La oferta cristiana es un modo de vida nuevo. La amenaza para la paz nace, en última instancia, de los valores que la sociedad contemporánea vive. Hay que discernir los valores egocéntricos, consumistas, utilitarios y agresivos que impregnan hoy todo el entramado social. Se trata de propiciar una verdadera conversión, un cambio radical de mentalidad y de comportamiento.

* Suscitar una opción consciente

Educar para la paz debe conducir a una toma de postura consciente en relación a la violencia. Se trata de suscitar en los jóvenes opciones socio-políticas favorables a un desarrollo de los valores que alimentan la paz. La educación a la paz ayuda a percibir los conflictos y suscita actitudes de diálogo y búsqueda de la verdad. Los constructores de la paz son hombres, antes que nada, empeñados en la búsqueda de la verdad, colaboradores, dialogantes. No hay educación para la paz donde hay integrismo, polarización, rechazo sistemático, partidismo, defensa a ultranza de los propios intereses, manipulación de la verdad. En definitiva educar para la paz es educar en los valores democráticos. Todo cristiano debe, en buena lógica, ponerse al servicio de todo aquello que afiance y construya la democracia como primera y principal garantía de un mundo pacífico.

* Educación de la conciencia ética

La paz nace en un suelo moral auténtico, donde se busque constantemente la clarificación y el discernimiento; la lectura atenta de los signos de los tiempos.

Son varios los ámbitos donde el joven se educa para la paz: la familia, la escuela, y también el grupo. El grupo puede reforzar una serie de valores decisivos: el sentido del otro, la convivencia, la sinceridad y fidelidad, la tolerancia, la amistad, la responsabilidad. El grupo desarrolla el sentido social; habitúa a sentir las necesidades de los otros. Una verdadera socialización no favorece la violencia, sino la paz.

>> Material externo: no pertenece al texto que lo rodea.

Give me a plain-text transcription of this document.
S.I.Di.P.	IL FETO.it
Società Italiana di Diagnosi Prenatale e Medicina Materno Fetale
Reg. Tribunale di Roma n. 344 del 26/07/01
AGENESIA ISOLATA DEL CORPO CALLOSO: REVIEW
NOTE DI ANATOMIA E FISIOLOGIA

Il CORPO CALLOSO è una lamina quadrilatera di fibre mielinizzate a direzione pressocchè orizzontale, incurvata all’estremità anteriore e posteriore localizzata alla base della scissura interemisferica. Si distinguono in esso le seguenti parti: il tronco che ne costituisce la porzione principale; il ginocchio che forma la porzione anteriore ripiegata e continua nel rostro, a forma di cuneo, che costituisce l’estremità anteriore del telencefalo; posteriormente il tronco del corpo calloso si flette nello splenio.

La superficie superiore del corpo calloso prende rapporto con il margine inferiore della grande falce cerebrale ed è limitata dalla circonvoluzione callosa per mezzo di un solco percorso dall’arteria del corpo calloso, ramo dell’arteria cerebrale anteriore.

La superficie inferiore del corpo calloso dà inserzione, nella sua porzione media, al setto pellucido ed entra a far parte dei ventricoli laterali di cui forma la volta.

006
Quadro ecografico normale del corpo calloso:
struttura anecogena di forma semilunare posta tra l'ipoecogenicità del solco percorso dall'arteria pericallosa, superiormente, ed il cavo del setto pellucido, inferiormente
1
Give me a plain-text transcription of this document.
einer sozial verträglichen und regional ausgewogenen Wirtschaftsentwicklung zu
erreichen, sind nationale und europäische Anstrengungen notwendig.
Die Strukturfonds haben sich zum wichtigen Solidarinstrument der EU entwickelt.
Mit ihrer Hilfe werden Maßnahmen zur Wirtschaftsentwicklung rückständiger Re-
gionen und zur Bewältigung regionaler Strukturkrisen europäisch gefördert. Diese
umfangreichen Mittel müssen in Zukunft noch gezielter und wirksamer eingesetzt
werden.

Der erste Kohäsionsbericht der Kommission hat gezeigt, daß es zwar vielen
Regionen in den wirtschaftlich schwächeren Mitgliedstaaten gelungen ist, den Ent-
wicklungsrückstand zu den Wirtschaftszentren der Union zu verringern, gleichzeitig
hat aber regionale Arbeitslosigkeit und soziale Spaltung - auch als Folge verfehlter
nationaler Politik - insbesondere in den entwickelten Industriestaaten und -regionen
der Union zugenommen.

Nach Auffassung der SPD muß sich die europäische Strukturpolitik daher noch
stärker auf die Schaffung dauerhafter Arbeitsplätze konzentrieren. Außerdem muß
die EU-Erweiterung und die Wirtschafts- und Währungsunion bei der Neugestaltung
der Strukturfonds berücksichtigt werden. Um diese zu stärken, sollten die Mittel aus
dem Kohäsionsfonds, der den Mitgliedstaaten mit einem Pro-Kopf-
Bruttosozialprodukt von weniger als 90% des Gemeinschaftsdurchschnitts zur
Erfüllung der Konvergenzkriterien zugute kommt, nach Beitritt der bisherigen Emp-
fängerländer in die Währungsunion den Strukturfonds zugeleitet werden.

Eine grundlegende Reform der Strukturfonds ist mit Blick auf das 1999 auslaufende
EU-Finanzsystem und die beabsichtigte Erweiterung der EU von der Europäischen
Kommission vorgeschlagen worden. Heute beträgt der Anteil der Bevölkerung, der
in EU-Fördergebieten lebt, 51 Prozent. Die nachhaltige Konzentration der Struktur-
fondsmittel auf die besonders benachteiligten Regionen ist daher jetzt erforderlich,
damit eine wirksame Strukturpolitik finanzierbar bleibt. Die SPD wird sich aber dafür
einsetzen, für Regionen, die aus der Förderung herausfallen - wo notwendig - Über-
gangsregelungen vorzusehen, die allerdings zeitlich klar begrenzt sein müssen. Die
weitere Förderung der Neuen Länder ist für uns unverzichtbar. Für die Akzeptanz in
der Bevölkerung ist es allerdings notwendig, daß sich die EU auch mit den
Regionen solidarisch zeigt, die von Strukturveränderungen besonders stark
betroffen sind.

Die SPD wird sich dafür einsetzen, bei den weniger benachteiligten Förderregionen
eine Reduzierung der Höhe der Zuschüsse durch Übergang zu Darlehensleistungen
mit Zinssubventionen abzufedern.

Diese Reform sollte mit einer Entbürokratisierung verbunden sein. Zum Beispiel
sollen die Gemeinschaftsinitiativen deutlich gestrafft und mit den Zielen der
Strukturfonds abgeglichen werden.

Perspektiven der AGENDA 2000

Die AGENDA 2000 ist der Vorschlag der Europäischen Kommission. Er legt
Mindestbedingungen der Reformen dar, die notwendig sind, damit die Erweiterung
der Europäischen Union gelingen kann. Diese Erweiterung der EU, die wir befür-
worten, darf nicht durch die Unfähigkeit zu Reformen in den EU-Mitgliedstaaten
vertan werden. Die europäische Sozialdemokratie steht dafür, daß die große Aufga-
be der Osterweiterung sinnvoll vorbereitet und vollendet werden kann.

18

La consecución de la paz no es solamente una tarea política de grandes y complejas dimensiones. Tiene un factor educativo muy importante. Así se expresa el Concilio Vaticano II: <<Los que se entregan a la tarea de la educación, principalmente de la juventud, o forman la opinión pública, tengan como gravísima obligación la preocupación de formar las mentes de todos en nuevos sentimientos pacíficos. Tenemos todos que cambiar nuestros corazones, con los ojos puestos en el orbe entero y en aquellos trabajos que, todos juntos, podemos llevar a cabo para que nuestra generación mejore>>, (GS 82).